The machining of the machine tool is achieved by the relative movement between the tool and the workpiece. The motion can be divided into two types: surface forming motion and auxiliary motion.
The surface forming motion is the motion of the workpiece to obtain the required surface shape and size, which includes main motion, feed motion, and incision motion. The main movement is the movement that plays a major role when stripping excess material from the workpiece blank. It can be the rotation of the workpiece (such as turning), the linear movement (such as planing on a gantry), or the rotation of the tool (such as (Milling and drilling) or linear motion (such as plunging and broaching); feed motion is the movement of the tool and the workpiece to be machined to move towards it, so that the cutting can be continued. For example, the tool carriage slides along the machine guide when turning the outer circle. The movement, etc.; Plunge movement is a certain depth of movement of the tool into the workpiece surface, its role is to cut a certain thickness of material from the surface of the workpiece in each cutting stroke, such as the lateral cutting movement of the small knife holder when turning the outer circle.
Auxiliary movements mainly include the rapid approach and withdrawal of tools or workpieces, the adjustment of the position of machine components, the indexing of workpieces, the rotation of the tool post, the feeding of materials, the start, speed change, commutation, stopping, and automatic tool change.

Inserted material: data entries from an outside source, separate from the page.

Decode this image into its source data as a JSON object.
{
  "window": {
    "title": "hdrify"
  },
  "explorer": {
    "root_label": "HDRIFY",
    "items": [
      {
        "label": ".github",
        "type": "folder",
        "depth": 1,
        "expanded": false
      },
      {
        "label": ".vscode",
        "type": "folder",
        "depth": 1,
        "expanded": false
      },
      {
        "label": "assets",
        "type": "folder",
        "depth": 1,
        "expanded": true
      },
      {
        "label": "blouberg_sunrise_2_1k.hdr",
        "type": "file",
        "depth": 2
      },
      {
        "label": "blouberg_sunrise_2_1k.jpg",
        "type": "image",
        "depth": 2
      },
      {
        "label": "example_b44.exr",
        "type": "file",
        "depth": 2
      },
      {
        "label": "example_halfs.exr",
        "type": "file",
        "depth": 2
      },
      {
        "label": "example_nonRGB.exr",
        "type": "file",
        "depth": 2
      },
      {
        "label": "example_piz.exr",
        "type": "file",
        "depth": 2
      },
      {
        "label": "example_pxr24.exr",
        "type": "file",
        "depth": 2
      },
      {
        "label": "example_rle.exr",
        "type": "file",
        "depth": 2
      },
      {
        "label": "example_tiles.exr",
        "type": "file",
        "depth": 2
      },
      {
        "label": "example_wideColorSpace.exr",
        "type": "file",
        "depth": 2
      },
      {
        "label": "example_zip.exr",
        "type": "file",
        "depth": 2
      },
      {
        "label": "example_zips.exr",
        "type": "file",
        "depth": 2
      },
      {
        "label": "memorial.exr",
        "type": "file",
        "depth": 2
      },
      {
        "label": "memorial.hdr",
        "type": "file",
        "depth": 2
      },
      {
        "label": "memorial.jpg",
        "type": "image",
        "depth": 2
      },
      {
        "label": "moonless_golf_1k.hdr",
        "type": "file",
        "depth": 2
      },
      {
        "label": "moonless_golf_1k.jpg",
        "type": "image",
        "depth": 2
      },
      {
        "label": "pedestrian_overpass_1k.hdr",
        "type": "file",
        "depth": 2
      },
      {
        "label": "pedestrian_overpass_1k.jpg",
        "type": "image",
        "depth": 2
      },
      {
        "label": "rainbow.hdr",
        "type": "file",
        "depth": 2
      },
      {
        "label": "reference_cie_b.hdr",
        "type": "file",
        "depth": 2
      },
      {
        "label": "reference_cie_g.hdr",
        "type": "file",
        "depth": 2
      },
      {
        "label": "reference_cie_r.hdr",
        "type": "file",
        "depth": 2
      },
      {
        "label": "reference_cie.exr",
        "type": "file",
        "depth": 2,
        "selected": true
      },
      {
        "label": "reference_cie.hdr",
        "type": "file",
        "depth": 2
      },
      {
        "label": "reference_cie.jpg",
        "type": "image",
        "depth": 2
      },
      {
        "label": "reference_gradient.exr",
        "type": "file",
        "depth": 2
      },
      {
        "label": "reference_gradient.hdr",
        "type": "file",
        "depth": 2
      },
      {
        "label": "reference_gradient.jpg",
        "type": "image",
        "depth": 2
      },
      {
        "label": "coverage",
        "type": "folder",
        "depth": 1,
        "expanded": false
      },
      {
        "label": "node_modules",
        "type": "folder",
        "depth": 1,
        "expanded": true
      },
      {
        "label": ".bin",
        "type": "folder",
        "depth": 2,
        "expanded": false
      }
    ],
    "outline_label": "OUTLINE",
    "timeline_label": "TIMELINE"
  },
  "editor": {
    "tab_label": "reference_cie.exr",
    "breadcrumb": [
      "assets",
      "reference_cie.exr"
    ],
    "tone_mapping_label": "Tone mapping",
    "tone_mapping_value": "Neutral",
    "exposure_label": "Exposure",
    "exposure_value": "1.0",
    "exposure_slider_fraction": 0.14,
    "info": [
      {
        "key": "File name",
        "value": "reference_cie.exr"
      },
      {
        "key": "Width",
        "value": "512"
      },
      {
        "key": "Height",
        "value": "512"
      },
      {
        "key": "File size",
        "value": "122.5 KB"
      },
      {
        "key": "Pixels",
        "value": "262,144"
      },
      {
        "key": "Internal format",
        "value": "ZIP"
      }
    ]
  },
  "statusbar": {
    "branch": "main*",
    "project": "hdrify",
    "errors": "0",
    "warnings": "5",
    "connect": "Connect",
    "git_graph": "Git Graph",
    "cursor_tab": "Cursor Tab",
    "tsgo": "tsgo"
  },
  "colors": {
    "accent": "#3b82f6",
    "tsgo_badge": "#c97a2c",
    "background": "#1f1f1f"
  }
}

The indicators that evaluate the technical performance of machine tools can ultimately be attributed to machining accuracy and production efficiency. The machining accuracy includes the dimensional accuracy, shape accuracy, position accuracy, surface quality, and accuracy retention of the machined workpiece. The production efficiency involves cutting time and auxiliary time, as well as the degree of automation and reliability of the machine. On the one hand, these indexes depend on the static characteristics of the machine tool, such as static geometric accuracy and stiffness; on the other hand, they are more related to the dynamic characteristics of the machine tool, such as motion accuracy, dynamic stiffness, thermal deformation, and noise.